Changes in structural heterogeneity and stand productivity by mixing Scots pine and Maritime pine

•Tree crown morphology was significantly influenced by interspecific competition.•Species mixing induced changes in stand structure compared to monocultures.•Structural heterogeneity in mixed stands results from emerging mixing effects.•Relative productivity increased as the difference in expected heights increased.•Crown plasticity and size-distribution are possible mechanism enhancing productivity.
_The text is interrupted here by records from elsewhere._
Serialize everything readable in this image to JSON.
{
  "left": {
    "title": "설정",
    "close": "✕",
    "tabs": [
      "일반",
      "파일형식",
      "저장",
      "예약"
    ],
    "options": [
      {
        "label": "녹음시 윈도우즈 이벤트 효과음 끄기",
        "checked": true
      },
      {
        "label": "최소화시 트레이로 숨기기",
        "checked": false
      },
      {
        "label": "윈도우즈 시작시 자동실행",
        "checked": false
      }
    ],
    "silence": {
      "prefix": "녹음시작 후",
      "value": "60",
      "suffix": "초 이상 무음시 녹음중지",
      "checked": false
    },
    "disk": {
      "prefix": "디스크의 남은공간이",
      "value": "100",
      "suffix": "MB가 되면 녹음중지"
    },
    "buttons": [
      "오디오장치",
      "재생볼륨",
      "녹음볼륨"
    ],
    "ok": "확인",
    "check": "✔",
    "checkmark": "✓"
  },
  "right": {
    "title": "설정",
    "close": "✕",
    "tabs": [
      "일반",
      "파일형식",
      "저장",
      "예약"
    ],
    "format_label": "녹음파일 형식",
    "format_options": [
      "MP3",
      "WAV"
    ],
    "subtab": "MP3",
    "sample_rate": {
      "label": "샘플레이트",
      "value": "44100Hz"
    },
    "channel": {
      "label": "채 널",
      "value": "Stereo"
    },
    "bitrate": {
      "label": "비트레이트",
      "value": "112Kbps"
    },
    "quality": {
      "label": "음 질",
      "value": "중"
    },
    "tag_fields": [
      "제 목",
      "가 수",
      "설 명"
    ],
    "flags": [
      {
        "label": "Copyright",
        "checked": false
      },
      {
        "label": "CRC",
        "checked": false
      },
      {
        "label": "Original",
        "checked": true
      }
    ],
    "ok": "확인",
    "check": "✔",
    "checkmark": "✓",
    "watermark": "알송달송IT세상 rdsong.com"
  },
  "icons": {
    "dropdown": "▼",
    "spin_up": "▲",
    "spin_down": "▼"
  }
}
Mixed-species stands have been studied extensively due to their potentially superior productivity, multi-functionality benefits and high ecological value compared to pure stands. The higher structural heterogeneity in mixed stands that can emerge from species interactions could be linked to the relationship between species diversity and ecosystem functions. We tested whether changes in stand structure also occur in mixtures of species with similar traits and whether they explain over-yielding patterns. Based on research with 12 triplets of Scots pine (Pinus sylvestris L.) and Maritime pine (Pinus pinaster Ait.) in the northern Iberian Peninsula (Spain), we provide evidence that species mixing increased structural heterogeneity and may induce over-yielding in mixed-species stands compared to monospecific stands. In this mixture of two light-demanding species, we observed that (i) stand composition influenced the inter-specific crown allometric variation, (ii) structural heterogeneity in mixed stands was caused by both specie-specific traits and species interactions, and (iii) intraspecific and interspecific differences in both crown size plasticity and size-distribution differentiation were associated with the increased relative productivity of mixed stands. We detected that crown complementarity and vertical stratification in the canopy space is a crucial mechanism for enhancing ecosystem productivity in light-demanding species and could be related to light interception and light-use. This work improves our understanding of emerging properties in mixed stands and introduces considerations for properly scaling and tracing mixing effects at individual tree, size distribution and stand levels.